Concise Ukraine sorghum market update: flat FCA Odesa prices, slower national grain exports, balanced supply, and a neutral short‑term price outlook.
Prices
FCA Odesa spot offers for Ukrainian sorghum (red and white, 98% purity, non‑organic) have held steady at around EUR 0.31/kg in recent weeks, with no change between late April and May 28. The flat price pattern reflects an equilibrium between respectable export interest and cautious domestic buying, in line with the broader grains complex where total shipments are lagging last season but remain sizeable.
Supply & Demand
Ukraine’s grain and legume exports reached 32.626 million tons by May 26 in 2025/26, below the 37.553 million tons shipped by roughly the same date last season. Wheat (12.168 million tons), barley (1.482 million tons) and especially corn (18.536 million tons) dominate export flows, leaving sorghum as a minor but flexible component of the feed grain balance. Slower aggregate exports imply somewhat higher residual stocks in the system than a year ago, easing supply pressure on sorghum.
Export logistics via Black Sea ports have remained functional enough to support strong shipments of major cereals, indirectly supporting sorghum by ensuring access to seaborne demand when arbitrage opens. Domestic feed users continue to rely primarily on corn and barley, using sorghum as a supplemental grain where price and availability are attractive. With no clear sign of acute local shortage or surplus, sorghum demand is described as steady rather than aggressive.

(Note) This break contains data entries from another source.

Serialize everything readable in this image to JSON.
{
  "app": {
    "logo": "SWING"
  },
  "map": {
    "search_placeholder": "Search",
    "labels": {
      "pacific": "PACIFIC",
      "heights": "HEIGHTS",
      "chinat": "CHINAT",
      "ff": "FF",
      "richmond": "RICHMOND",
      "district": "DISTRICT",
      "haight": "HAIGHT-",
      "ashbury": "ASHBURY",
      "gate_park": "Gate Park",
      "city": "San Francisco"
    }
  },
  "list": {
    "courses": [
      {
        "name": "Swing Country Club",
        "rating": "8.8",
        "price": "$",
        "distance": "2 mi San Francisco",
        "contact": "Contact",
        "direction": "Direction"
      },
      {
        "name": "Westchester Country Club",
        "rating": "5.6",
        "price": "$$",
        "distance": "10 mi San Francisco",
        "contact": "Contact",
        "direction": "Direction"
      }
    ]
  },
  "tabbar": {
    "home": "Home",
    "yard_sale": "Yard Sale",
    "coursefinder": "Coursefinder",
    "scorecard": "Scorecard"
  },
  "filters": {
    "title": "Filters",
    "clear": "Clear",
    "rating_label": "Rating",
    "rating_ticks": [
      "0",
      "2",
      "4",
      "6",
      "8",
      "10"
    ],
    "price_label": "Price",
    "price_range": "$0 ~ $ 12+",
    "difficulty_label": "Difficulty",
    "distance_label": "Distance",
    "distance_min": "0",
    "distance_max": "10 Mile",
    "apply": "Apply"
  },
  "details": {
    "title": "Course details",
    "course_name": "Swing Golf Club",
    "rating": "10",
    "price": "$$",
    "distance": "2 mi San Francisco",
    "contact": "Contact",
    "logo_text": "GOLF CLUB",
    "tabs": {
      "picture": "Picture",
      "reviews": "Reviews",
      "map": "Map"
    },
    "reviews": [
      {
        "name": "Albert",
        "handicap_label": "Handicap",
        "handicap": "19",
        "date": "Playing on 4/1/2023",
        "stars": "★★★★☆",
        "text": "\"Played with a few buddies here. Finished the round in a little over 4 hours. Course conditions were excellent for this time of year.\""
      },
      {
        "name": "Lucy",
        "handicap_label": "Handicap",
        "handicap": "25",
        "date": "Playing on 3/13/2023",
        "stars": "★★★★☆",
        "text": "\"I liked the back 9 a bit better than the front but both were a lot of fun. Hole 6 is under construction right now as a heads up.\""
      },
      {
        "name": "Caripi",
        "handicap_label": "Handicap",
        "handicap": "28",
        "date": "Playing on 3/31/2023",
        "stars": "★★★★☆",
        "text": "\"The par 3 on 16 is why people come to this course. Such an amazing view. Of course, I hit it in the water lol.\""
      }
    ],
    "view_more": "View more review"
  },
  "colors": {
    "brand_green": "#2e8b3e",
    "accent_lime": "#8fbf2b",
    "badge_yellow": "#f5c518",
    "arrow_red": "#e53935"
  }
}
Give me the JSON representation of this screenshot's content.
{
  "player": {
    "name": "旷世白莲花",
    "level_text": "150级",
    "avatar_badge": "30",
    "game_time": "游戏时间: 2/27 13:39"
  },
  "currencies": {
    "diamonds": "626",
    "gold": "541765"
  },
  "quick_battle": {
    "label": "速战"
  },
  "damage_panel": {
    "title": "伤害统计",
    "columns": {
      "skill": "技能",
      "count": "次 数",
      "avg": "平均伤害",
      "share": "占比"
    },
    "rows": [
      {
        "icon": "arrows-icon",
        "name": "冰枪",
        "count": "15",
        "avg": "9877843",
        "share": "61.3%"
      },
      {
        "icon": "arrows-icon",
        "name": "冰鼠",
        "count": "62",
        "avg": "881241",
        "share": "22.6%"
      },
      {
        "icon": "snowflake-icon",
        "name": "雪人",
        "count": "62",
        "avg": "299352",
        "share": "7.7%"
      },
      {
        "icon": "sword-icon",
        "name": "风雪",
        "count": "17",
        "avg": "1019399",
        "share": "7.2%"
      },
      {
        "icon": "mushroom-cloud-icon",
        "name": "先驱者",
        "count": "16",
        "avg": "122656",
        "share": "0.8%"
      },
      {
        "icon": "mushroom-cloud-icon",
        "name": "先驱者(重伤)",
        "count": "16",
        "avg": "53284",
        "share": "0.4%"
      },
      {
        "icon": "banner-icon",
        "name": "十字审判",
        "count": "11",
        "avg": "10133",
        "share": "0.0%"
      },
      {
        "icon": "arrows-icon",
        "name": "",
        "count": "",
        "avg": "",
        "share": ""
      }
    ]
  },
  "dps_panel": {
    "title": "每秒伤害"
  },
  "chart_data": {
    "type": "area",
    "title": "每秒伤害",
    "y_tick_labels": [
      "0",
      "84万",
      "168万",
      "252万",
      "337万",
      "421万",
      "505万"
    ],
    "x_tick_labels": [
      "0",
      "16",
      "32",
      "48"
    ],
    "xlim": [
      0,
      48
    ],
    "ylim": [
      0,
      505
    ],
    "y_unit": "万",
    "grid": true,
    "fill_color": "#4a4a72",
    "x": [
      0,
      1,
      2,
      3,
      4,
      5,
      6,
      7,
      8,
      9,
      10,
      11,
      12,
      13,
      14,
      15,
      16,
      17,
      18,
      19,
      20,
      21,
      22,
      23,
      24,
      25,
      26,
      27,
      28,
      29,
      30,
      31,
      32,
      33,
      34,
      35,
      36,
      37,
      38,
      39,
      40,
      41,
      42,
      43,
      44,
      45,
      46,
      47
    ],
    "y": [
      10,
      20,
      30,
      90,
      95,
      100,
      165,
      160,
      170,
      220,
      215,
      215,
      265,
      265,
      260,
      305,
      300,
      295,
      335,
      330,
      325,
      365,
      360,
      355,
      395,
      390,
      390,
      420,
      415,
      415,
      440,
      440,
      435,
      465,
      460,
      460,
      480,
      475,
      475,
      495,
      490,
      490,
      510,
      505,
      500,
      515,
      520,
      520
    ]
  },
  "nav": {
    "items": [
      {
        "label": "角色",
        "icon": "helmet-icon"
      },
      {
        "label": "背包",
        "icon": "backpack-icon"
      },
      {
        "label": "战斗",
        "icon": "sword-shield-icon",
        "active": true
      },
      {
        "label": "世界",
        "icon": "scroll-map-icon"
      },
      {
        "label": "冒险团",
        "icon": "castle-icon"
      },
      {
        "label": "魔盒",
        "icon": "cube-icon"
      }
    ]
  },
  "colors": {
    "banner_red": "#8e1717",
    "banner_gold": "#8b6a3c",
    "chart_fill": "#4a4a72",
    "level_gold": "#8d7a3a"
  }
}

Fundamentals & External Drivers
The current export mix underscores Ukraine’s focus on higher‑volume cereals, with corn and wheat absorbing most available export capacity. This leaves sorghum fundamentals largely tied to marginal decisions: where feed rations can substitute between corn, barley and sorghum, and where niche export demand from Mediterranean and Middle Eastern buyers emerges. The slower overall grain export pace versus last season suggests more comfortable domestic availability, capping upside in sorghum prices for now.
Global feed grain markets remain well supplied, and recent international reports do not point to a sharp tightening in world sorghum trade. Against this backdrop, Ukrainian sorghum has to compete mainly on price and logistics rather than scarcity. The lack of recent price movement around Odesa indicates that neither speculative inflows nor sudden external demand shocks are currently reshaping the market.
Weather Outlook (Ukraine)
Late‑May conditions across southern and central Ukraine, including Odesa and neighboring grain regions, are seasonally warm with intermittent showers. Forecasts for the coming days indicate moderate temperatures and some localized rainfall, supporting fieldwork and early crop development without posing immediate stress risks. For sorghum, which is relatively drought‑tolerant, the current pattern is neutral to slightly positive, helping to stabilize yield expectations at this stage.
Trading Outlook
- Producers: With FCA Odesa prices flat at around EUR 0.31/kg and no strong bullish triggers, consider gradual, opportunistic sales on any short‑lived upticks linked to freight or currency moves rather than holding out for significantly higher levels.
- Exporters: Stable domestic indications and functioning port logistics favor building small export positions into nearby Mediterranean destinations, while carefully managing logistics risk and basis to protect thin sorghum margins.
- Feed buyers: Sorghum remains competitively priced versus alternative grains; maintaining or slightly increasing its share in rations can hedge against potential volatility in corn or barley later in the season.
3‑Day Price Direction (EUR, key node)
- Odesa, FCA sorghum (red & white): EUR 0.31/kg; bias: sideways over the next 3 days, with only minor intra‑day moves expected in response to freight and FX noise rather than fundamental shifts.